BT had asked Ofcom to reconsider the prices it allows the company to charge other communications providers to deliver services to consumers.
Ofcom already takes into account the cost of running the pension scheme when it decides the amount BT can charge.
But BT wanted that to be extended to take into account the extra costs of topping up its pension scheme deficit.
That is understood to be currently around £7.5bn ($11.6bn).
Ofcom, external asked those affected whether there were good reasons to change the way pension costs were currently accounted for when setting regulated charges.
After taking these views into account, the regulator said it had not seen any compelling evidence that would justify changes to prices set for BT's wholesale Openreach service - which leases dedicated lines to companies - to take account of reducing the pensions deficit.
BT, external said other companies had been allowed to rebuild their pension schemes by increasing regulated charges.
Detailed review
A statement from the company said: "It is right that Ofcom has considered this matter, as there is regulatory precedent from other industries for BT to be able to recover some proportion of its total pension costs through regulated charges. "
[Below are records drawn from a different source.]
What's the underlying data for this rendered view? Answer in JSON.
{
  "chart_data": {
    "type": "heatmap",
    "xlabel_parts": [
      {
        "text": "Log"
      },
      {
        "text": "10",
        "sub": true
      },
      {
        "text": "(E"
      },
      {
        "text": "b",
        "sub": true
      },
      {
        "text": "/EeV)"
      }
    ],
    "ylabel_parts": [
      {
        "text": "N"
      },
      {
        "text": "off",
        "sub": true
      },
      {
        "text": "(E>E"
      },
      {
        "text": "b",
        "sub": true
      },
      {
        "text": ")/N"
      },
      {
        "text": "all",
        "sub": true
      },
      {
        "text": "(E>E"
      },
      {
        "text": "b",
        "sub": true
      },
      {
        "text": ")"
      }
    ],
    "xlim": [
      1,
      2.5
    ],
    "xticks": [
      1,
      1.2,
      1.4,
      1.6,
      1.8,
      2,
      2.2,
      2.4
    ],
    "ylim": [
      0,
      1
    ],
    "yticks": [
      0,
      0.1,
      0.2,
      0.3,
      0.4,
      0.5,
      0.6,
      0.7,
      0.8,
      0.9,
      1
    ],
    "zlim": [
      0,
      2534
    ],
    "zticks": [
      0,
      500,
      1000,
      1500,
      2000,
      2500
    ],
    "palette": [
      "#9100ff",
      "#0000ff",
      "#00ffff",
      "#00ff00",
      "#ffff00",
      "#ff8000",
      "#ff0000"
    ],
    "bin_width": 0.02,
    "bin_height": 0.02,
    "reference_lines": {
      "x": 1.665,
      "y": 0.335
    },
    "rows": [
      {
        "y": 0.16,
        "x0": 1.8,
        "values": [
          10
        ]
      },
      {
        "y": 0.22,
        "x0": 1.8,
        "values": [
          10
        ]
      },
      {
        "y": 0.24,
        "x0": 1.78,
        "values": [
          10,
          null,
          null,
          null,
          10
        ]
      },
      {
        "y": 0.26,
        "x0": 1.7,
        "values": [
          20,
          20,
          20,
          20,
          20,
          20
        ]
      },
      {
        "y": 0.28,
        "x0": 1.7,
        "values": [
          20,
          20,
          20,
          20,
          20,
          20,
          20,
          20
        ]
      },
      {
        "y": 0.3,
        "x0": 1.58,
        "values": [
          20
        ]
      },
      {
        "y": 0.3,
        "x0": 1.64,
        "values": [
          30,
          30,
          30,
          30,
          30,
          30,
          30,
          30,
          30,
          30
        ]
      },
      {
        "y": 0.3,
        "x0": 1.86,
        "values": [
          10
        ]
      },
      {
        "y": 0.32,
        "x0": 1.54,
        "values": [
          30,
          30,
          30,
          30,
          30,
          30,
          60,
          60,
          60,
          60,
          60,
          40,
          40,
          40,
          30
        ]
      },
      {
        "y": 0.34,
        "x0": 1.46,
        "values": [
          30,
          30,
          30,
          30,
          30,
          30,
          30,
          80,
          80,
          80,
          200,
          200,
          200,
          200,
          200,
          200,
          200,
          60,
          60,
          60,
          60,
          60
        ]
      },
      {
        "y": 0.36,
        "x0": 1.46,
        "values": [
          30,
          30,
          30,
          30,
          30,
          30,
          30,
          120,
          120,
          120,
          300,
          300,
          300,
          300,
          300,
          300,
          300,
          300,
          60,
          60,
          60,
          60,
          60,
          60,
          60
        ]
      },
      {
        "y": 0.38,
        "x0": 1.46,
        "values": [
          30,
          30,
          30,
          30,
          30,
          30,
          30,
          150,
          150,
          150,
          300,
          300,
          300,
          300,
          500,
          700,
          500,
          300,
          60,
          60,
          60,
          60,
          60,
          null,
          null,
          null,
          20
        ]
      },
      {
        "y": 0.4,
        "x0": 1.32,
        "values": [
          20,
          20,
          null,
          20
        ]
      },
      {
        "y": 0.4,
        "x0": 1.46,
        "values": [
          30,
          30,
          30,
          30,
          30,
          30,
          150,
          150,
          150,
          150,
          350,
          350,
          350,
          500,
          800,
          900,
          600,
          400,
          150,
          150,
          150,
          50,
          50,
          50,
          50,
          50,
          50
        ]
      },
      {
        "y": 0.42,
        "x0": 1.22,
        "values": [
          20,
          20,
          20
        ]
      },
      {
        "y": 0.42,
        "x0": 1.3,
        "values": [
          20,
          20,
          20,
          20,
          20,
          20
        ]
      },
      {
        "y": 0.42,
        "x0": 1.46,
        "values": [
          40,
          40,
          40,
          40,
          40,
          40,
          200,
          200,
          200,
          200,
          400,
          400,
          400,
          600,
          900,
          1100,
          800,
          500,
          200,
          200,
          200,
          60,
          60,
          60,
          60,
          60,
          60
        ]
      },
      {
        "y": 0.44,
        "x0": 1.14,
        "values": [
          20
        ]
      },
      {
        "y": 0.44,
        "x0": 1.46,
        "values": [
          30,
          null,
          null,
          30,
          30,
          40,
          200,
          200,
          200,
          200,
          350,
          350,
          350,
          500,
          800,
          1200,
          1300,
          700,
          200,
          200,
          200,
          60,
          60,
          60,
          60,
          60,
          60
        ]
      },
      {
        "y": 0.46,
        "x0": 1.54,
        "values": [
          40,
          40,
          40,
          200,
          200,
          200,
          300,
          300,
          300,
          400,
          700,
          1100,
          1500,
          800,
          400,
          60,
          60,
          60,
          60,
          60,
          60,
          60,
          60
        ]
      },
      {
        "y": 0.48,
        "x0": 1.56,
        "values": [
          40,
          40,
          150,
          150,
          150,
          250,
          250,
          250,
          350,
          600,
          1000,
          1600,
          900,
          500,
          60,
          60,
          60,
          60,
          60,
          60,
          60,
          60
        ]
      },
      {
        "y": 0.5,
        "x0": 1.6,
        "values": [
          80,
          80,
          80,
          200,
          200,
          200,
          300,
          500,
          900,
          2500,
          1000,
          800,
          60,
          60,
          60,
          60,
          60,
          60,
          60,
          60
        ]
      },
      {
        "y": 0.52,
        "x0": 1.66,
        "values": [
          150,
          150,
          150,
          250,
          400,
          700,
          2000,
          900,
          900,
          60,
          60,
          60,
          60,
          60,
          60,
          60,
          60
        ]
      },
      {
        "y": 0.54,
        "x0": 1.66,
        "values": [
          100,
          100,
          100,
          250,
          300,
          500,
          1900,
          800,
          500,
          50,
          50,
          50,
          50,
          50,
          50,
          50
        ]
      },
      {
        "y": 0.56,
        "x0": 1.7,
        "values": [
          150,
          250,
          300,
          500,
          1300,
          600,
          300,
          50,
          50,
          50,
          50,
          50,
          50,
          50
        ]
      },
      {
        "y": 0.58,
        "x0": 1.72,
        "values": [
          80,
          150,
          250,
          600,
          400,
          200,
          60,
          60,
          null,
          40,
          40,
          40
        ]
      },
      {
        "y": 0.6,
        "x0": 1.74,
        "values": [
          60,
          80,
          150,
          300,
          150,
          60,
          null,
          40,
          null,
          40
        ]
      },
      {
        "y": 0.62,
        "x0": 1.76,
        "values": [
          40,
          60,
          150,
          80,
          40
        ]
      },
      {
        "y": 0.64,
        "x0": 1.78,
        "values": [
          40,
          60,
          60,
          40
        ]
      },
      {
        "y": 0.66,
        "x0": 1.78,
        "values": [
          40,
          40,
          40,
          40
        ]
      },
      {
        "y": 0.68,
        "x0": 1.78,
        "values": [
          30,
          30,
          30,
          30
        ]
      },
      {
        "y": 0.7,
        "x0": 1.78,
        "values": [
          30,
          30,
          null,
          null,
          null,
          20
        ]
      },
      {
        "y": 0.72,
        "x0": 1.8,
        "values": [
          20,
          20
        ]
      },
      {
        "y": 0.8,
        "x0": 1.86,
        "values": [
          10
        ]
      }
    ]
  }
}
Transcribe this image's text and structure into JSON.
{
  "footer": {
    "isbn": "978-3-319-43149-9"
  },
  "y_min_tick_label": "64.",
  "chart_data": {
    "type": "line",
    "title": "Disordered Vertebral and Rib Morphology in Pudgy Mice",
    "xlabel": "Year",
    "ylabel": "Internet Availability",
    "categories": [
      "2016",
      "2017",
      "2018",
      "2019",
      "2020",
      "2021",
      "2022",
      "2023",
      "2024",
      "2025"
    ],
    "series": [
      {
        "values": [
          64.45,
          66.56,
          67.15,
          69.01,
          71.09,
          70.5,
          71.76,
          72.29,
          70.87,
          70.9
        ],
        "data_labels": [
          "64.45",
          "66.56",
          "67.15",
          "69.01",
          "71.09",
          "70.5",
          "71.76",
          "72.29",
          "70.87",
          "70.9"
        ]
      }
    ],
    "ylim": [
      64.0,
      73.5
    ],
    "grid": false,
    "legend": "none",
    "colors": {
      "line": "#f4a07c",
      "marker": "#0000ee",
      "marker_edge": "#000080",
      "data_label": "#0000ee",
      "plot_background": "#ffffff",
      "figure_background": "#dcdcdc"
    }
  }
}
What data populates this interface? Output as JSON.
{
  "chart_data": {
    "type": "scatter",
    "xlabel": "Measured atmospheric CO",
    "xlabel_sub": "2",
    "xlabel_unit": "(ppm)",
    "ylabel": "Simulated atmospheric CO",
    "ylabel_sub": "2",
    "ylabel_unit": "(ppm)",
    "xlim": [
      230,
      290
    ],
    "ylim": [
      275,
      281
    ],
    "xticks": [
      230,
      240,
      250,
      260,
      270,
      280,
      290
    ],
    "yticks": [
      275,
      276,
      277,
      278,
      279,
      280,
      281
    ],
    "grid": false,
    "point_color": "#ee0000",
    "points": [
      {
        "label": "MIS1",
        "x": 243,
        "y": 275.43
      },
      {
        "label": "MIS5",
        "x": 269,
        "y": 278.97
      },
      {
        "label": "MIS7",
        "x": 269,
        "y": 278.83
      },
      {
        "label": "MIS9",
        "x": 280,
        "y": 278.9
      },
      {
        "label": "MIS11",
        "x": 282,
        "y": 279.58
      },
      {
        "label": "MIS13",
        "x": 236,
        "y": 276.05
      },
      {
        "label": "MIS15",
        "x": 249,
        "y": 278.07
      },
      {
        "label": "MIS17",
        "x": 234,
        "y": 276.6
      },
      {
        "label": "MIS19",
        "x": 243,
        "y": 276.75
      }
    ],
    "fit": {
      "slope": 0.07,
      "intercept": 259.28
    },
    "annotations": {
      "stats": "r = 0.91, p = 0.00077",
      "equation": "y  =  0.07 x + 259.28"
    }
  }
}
The company added it would be reviewing Ofcom's proposals in detail.
It is understood the company was expecting any change in its favour to result in tens of millions of pounds in revenue.
The regulator revealed last December it was looking at an option to make firms such as TalkTalk and BSkyB pay up to 4% extra for using wholesale telephony from BT to help cover pension deficit payments.
The inquiry was launched last year after BT's deficit soared and the regulator became concerned the scale of its pension payments could affect its costs.